OECDは加盟国の拡張的な財政・金融政策が後退している中で、関税引き上げなど貿易摩擦が、すでに「成長を鈍化させ始めている」としており、先行き「付加価値網や雇用を阻害する可能性がある」と警鐘を鳴らしている。

具体的には、米中経済の減速を主因に19年の世界経済見通しを前回の3.7%から3.5%に引き下げ。20年も横ばいにとどまる見込み。世界貿易の鈍化が、19年の日本経済見通し下方修正の根拠となった。

OECDによると米中間の関税引き上げによる負のインパクトは、米国よりも中国経済の方が大きい。中国の内需成長率が2年間にわたって2%ポイント低下するショックが発生した場合の影響を試算したところ、日本の成長率を0.2%ポイント超押し下げ、OECD加盟国の中で最も大きな影響を受けるという。

OECDは、こうしたリスクを踏まえ、加盟国に対して「不確実性を低下させ、保護主義を回避し、景気後退に対応する上で政策協調が必要」と呼びかけている。

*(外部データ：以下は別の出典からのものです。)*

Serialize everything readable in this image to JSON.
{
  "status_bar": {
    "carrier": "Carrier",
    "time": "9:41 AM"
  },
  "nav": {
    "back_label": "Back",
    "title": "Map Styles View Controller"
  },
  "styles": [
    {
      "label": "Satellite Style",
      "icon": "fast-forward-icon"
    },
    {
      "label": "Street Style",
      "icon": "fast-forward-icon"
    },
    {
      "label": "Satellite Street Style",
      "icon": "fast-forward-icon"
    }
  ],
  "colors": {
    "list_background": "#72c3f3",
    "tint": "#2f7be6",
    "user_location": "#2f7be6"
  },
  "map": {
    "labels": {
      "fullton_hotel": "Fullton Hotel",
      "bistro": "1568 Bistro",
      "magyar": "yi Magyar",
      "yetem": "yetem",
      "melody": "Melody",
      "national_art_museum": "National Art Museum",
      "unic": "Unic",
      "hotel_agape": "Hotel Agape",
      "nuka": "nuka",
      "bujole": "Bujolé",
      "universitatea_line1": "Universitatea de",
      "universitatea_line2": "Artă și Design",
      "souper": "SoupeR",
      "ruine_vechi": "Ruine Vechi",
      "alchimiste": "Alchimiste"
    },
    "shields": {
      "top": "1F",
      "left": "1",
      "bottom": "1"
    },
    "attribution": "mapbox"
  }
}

また、政府債務対GDP比が加盟国中で最高水準にある日本の財政について「深刻なリスク」と指摘。財政の持続性を確保するため、消費税の「漸進的な引き上げ」と歳出抑制策を含む詳細な財政健全化計画が必要と提言。

金融政策は「2%の物価安定目標を達成するまでの間、拡張的政策を維持すべき」としている。